Le préfet des Hauts-de-Seine n'était ni présent, ni représenté.

Considérant ce qui suit :

1. M. C A, ressortissant algérien né le 2 juin 1994 est entré irrégulièrement sur le territoire français en 2021 selon ses allégations. Par un arrêté du 23 avril 2025, le préfet des Hauts-de-Seine lui a fait obligation de quitter le territoire sans délai et lui a interdit le retour sur le territoire pour une durée de deux ans. M. A demande au tribunal d'annuler cet arrêté.
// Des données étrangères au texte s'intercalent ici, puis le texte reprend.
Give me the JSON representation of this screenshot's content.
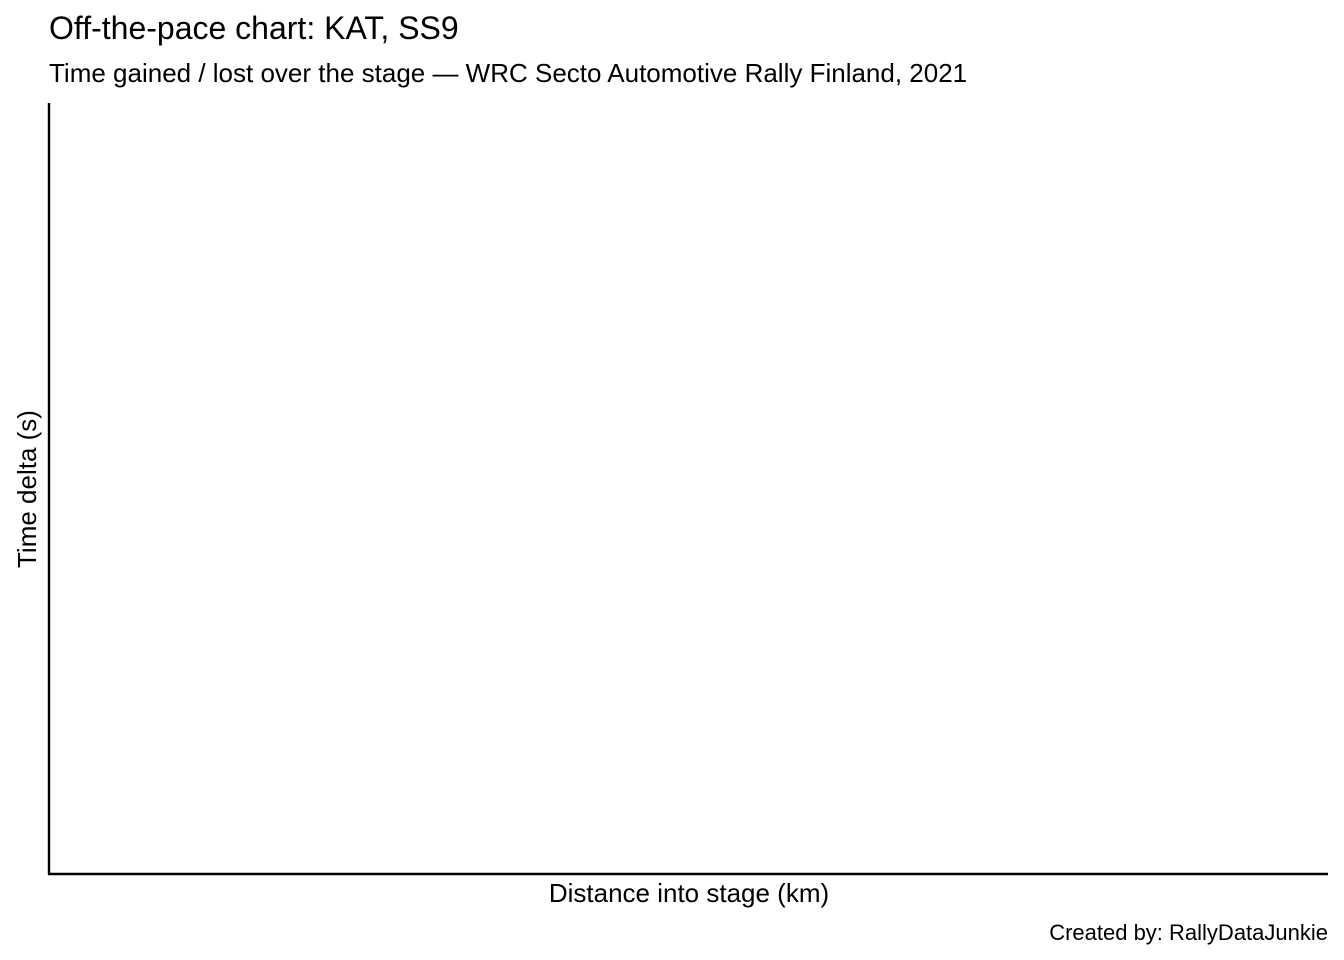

2. En premier lieu, il ressort des pièces du dossier que l'arrêté du 23 avril 2025 a été signé par Mme B, adjointe à la cheffe du bureau des examens spécialisés et de l'éloignement de la préfecture des Hauts-de-Seine, qui dispose d'une délégation du préfet en vertu d'un arrêté SGAD n°2025-01 du 15 janvier 2025, régulièrement publié au recueil des actes administratifs de la préfecture des Hauts-de-Seine, à l'effet de signer les décisions d'obligation de quitter le territoire français assorties ou non d'un délai de départ volontaire et fixant le pays de renvoi ainsi que les décisions d'interdiction de retour sur le territoire français. Par suite, le moyen tiré de l'incompétence du signataire manque en fait et doit être écarté.

3. En deuxième lieu, l'arrêté attaqué comporte l'énoncé des dispositions légales dont il a été fait application ainsi que des circonstances de fait au vu desquelles il a été pris. Par suite, le moyen tiré de l'insuffisance de motivation doit être écarté.

4. En troisième lieu, il ne ressort pas des pièces du dossier que le préfet n'aurait pas procédé à un examen sérieux de la situation personnelle de M. A avant de prendre à son encontre l'arrêté attaqué.

5. En quatrième lieu, si M. A soutient que l'arrêté attaqué est entaché d'une erreur manifeste d'appréciation, il n'assortit pas ce moyen des précisions suffisantes pour en examiner le bien-fondé. En outre, s'il soutient qu'il ne représente pas une menace pour l'ordre public, cette circonstance est sans incidence sur légalité de la décision attaquée qui est prise sur le fondement des dispositions du 1° de l'article L. 611-1 du code de l'entrée et du séjour des étrangers et du droit d'asile, au motif qu'il ne justifiait être entré régulièrement sur le territoire français et s'y est maintenu sans être titulaire d'un titre de séjour en cours de validité. Par suite, le moyen tiré de l'erreur manifeste d'appréciation peut être écarté.

6. Il résulte de ce qui précède que la requête doit être rejetée en toutes ses conclusions.

D É C I D E :

Article 1er : La requête de M. A est rejetée.

Article 2 : Le présent jugement sera notifié à M. C A et au préfet des Hauts-de-Seine.

Rendu public par mise à disposition au greffe le 20 mai 2025.

Le magistrat désigné,

signé

S. Ouillon

La greffière,

signé

M. D

La République mande et ordonne au préfet des Hauts-de-Seine en ce qui les concerne ou à tous commissaires de justice à ce requis en ce qui concerne les voies de droit commun contre les parties privées, de pourvoir à l'exécution de la présente décision.